[Harun Tokak] Kullarıma Hizmet Edin

Samanyoluhaber.com yazarı Harun Tokak'ın pazar yazısı
HARUN TOKAK 



Yağmurlu bir bir hazar akşamıydı.
Türkmen-Türk okullarının mezuniyet töreni vardı.
Türkmen öğrenci, “Köyümün Yağmurları”nı söylüyordu.
Şehrin valisi bir gencin elinden sıkıca tutarak,
“Bu Cemil Bey benim kardeşim! Bu, bana bir yıl önce kadar kaybettiğim evladımın acılarını unutturdu, yüreğimde yanan korları küllendirdi.” diyordu. 

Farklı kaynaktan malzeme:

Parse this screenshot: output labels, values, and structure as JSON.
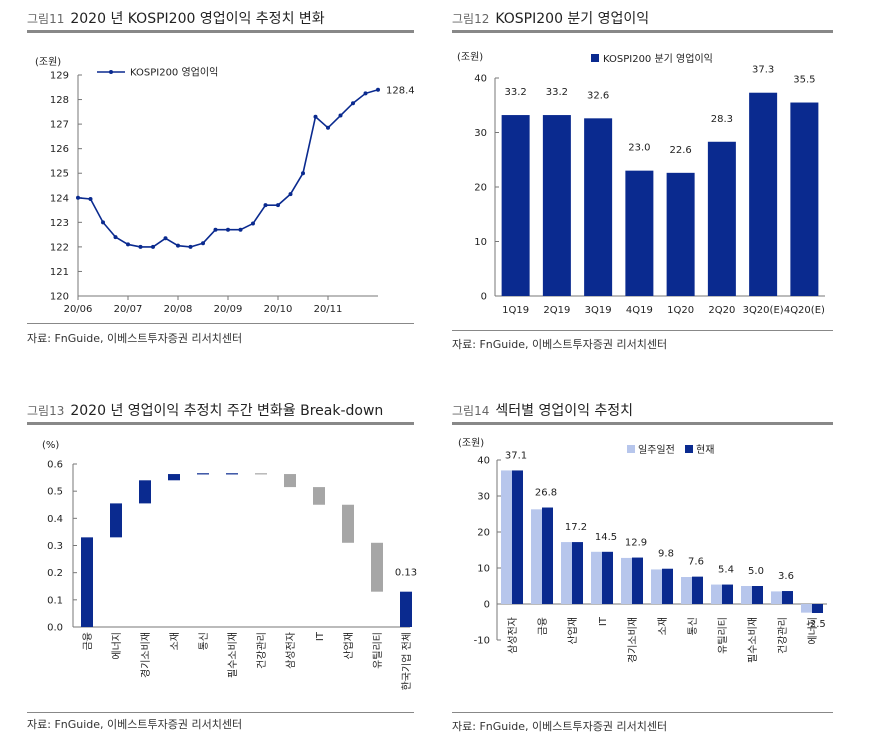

Okulun müdürü olan Cemil Bey uzun boylu, esmer güzeli, vakur bir gençti.
Bakışları derindi.
İçim ısınmıştı bu gence.
Daha sonraları onun, ölümün kol gezdiği Afganistan’a gittiğini öğrendim.
15 Temmuz’dan sonra da ülkesinde tutuklandığını duymuştum.
Geçen gün taş duvarlar arasında yazdığı kitaplarını göndermiş bana.
Bugünlerde hapishanelerde yazılan o kadar çok kitap yayınlanıyor ki yeni bir “hapishane edebiyatı” doğuyor.
Cemil Öğretmen hatıratında Türkmenistan’a özel bir bölüm ayırmış.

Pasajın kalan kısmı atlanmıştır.